A protest convoy that set out from Chihuahua yesterday bound for Mexico City soon hit a stumbling block in Durango, but state Governor Javier Corral says that protesters will continue and not succumb to provocation.
Corral said last week that the procession to Mexico City was intended in part to pressure authorities to hasten the extradition of former Chihuahua governor César Duarte, who is accused of corruption and believed to be in hiding in the United States.
The “For Dignity and United with Courage Against Corruption” convoy left Chihuahua yesterday morning and passed through several municipalities in the northern border state without incident.
But when it was just two kilometers away from the city of Gómez Palacio, Durango, early yesterday afternoon, its vehicles were blocked by almost 100 people.
The group used large pieces of wood and other objects, as well as their own physical presence, to prevent the convoy from passing.
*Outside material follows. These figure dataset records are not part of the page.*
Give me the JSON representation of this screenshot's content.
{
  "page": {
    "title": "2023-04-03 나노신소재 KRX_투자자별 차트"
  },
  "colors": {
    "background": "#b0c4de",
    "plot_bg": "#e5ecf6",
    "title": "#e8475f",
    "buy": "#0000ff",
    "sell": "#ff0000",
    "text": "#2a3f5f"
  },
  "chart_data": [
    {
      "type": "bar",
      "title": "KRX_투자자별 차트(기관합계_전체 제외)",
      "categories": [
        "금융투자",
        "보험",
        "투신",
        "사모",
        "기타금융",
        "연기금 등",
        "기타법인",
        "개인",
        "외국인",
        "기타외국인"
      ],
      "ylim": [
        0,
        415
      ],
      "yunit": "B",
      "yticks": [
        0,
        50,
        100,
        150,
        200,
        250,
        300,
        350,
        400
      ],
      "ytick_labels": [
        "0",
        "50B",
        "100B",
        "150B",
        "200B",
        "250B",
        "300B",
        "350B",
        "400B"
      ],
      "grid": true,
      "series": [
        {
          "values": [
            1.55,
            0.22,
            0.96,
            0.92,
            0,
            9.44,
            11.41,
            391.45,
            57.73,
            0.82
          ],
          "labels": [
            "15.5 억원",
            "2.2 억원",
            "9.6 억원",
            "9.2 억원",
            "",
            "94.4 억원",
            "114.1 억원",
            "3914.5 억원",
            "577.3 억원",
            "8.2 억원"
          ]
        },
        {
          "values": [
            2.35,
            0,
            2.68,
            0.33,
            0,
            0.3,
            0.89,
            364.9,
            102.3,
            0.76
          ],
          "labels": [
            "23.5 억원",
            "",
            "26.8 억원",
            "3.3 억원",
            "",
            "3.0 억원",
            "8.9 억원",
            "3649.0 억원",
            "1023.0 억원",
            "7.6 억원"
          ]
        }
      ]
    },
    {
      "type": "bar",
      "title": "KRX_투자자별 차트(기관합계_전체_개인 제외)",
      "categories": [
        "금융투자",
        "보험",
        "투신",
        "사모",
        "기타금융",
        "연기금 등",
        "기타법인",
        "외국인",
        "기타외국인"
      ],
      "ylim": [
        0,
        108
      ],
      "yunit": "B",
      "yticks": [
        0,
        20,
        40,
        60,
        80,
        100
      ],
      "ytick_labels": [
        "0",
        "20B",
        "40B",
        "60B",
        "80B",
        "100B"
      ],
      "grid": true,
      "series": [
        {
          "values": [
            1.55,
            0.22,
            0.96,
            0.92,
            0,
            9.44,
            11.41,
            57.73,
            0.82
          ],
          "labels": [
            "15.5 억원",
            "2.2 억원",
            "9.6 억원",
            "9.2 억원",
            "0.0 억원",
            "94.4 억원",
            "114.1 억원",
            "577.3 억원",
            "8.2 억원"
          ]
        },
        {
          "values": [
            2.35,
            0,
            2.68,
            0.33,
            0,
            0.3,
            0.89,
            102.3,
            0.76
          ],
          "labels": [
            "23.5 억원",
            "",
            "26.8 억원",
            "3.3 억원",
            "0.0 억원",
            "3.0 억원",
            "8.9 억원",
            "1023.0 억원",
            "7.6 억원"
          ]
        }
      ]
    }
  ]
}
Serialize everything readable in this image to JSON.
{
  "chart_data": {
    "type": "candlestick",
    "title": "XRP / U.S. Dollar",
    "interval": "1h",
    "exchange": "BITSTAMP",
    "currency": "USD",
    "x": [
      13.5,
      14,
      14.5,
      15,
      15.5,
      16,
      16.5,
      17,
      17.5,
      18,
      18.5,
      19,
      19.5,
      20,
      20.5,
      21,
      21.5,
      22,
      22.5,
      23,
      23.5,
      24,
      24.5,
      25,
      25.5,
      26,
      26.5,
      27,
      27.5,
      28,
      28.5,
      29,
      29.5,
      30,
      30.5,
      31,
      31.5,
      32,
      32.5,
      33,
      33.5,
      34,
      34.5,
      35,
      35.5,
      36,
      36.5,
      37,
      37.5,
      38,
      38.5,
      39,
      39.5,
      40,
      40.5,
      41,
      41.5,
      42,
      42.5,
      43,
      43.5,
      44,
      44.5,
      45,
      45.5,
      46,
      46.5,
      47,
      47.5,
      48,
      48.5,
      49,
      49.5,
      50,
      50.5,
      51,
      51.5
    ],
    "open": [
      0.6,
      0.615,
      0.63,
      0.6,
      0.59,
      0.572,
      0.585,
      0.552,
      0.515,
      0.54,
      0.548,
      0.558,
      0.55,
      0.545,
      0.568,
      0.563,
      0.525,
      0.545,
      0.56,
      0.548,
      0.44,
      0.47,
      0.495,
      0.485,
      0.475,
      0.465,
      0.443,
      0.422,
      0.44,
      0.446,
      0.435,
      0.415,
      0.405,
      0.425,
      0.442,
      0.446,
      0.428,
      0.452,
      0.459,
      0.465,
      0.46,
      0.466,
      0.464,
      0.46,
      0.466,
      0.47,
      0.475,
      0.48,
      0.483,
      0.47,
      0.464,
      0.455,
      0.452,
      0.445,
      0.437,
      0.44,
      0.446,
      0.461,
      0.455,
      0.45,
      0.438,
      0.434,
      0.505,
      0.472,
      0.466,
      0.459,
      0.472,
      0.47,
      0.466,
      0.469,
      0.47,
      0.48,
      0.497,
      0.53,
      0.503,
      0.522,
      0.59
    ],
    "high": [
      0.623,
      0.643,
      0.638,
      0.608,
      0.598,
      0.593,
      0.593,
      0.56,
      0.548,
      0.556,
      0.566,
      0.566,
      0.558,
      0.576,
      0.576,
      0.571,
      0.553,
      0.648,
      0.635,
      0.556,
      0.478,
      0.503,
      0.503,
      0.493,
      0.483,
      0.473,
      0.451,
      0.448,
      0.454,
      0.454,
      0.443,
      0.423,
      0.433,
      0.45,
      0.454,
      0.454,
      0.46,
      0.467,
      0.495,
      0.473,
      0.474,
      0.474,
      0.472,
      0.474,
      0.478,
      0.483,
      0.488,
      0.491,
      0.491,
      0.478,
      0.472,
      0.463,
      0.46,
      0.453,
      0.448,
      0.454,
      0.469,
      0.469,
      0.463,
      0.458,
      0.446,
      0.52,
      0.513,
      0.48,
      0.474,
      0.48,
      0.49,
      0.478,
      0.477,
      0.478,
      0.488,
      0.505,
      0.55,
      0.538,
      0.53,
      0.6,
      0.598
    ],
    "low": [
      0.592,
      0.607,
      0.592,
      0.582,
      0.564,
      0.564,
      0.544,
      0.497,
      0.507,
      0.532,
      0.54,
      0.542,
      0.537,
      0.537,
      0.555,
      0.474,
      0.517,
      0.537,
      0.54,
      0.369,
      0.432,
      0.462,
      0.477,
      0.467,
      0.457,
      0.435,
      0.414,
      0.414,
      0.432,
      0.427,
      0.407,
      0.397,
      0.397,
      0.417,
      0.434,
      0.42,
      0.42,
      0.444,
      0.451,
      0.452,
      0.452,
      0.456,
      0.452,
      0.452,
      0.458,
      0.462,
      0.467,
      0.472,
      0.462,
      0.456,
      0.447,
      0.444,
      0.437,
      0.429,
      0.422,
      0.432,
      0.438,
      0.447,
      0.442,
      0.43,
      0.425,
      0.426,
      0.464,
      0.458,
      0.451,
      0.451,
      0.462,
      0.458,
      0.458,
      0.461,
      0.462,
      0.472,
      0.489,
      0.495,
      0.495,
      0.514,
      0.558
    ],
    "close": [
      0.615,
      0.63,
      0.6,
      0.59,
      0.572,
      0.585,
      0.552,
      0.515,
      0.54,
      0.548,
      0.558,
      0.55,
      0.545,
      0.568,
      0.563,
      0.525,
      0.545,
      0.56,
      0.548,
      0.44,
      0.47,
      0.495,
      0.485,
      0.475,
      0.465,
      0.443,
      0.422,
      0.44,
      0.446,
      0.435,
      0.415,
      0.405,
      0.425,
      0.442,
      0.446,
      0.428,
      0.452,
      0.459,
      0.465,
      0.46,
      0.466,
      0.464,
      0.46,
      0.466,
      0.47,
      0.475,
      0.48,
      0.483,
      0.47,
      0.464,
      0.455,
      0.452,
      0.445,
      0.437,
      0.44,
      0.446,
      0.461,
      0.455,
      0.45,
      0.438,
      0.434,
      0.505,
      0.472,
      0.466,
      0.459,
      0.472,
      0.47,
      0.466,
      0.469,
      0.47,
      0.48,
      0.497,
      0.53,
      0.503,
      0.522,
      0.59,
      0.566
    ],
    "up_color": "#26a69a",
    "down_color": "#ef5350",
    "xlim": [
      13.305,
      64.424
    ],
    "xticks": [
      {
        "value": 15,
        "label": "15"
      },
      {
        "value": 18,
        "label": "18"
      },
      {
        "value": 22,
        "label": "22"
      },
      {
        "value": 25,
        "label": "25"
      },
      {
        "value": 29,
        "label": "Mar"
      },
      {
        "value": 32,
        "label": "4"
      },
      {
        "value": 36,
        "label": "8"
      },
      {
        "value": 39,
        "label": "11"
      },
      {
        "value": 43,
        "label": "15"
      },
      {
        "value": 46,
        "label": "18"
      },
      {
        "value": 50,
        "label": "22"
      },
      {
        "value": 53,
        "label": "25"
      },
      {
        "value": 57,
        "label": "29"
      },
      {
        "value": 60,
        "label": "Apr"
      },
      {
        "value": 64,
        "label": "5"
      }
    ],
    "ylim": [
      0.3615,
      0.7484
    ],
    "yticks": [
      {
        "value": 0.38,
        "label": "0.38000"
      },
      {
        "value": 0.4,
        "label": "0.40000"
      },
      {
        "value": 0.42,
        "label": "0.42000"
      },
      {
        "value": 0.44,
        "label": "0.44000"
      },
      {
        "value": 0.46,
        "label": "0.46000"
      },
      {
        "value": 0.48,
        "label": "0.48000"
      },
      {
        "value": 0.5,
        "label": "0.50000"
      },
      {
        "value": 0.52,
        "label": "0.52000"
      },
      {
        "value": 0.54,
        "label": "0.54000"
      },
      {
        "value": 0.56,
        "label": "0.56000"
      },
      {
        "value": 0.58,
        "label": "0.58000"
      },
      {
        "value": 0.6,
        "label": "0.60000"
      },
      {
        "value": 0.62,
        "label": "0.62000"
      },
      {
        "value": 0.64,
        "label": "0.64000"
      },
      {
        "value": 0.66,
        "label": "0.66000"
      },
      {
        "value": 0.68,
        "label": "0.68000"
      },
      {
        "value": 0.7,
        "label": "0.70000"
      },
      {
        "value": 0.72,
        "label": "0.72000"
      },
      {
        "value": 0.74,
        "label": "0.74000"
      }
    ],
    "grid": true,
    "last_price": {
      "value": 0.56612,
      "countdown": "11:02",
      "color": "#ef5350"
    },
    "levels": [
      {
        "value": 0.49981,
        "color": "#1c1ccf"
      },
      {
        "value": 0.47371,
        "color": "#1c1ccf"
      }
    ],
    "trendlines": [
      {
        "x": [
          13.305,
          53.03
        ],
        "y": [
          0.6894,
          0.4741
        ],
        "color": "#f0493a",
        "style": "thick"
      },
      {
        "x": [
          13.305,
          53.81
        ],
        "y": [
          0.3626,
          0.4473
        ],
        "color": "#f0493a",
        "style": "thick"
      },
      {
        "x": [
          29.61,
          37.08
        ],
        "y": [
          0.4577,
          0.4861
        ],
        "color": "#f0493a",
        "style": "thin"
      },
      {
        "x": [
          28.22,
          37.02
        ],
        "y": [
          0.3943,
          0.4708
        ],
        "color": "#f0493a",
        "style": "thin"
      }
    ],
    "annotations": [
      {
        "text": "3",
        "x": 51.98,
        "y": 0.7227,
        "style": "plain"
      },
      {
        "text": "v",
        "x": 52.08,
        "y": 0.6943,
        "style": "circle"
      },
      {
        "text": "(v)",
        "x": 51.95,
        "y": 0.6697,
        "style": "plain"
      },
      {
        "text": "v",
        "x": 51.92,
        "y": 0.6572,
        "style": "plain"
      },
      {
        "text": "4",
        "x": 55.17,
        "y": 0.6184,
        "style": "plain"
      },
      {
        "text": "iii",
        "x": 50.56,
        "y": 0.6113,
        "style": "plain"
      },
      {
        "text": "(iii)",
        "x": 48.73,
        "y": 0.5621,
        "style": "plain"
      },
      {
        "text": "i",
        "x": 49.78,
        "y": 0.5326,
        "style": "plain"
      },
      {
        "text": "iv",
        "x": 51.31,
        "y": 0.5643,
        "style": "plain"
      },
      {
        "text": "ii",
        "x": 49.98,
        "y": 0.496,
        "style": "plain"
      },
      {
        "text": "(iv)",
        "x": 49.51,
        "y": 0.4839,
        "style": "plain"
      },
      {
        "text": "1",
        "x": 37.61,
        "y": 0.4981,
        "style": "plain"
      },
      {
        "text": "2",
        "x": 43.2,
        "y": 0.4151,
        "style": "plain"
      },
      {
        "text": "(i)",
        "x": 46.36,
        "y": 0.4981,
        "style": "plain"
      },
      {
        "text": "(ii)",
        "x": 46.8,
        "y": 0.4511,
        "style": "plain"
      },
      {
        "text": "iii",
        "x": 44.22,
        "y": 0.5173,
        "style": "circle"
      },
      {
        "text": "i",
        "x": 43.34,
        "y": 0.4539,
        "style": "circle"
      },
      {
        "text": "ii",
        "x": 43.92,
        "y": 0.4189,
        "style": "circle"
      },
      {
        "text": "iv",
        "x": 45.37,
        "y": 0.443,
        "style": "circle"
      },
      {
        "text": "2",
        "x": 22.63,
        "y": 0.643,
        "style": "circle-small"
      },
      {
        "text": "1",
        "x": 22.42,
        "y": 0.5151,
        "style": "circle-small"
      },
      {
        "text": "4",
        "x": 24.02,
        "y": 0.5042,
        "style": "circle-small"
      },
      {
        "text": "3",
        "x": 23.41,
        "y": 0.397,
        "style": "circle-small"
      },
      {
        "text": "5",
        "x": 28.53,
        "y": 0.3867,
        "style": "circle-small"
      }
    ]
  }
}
The counter-protesters, Corral claimed, were put up to the task by the Gómez Palacio mayor, an elected representative of the same party that Duarte governed for and also the party of current President Enrique Peña Nieto.
“The same PRI [Institutional Revolutionary Party] strategy as always: the mayor of Gómez Palacio, Durango, Leticia Herrera sent protesters to block the #CaravanaPorLaDignidad [Dignity Convoy] at the entrance to the city . . .” the governor wrote on Twitter.
Corral has recently clashed with federal authorities over what he claims is deliberate inaction on the Duarte case.
In announcing the protest convoy last week, Corral charged that federal officials are protecting the former governor although the federal Attorney General’s office (PGR) also said last week that it was preparing requests for Duarte’s provisional arrest and extradition.
Earlier this month, the National Action Party (PAN) governor also accused the federal government of withholding funds promised to the state in retaliation for an investigation into corruption allegedly committed by members of the PRI during Duarte’s administration.
Corral has made the fight against corruption and impunity central to his governorship, and more than two dozen people have already been arrested in relation to corruption allegations.
Billboards demanding that the federal government immediately extradite Duarte were even erected in the state.
But earlier this week, a federal court judge issued a provisional order that the Chihuahua government must take down the billboards, stating that the signs violated the ex-governor’s right to the presumption of innocence and his dignity.
“. . . Billboards where the name and image of the accused are included, associating him with an extradition request . . . could represent an extrajudicial way to informally condemn a person or to issue a judgement to society that contributes to the formation of public opinion,” the judge said.
He added they were a “clear contravention of [rights] that have been established by the Inter-American Commission of Human Rights and . . . the Supreme Court.”
The legal action leading to the ruling was initiated by Duarte’s lawyers. They directly accused Corral of ordering the state’s social communication authorities to erect the billboards. A permanent ruling on the signs’ legality could come next week.
Corral said last week that when the convoy reaches Mexico City, the protest will conclude with meetings at the Finance and Interior Secretariats and the PGR.
Referring to the allocation of some federal funds and revenues, Corral claimed that he is the “most punished governor,” arguing that money can be taken away according to the mood of the president or finance secretary and the quality of his relationship with them.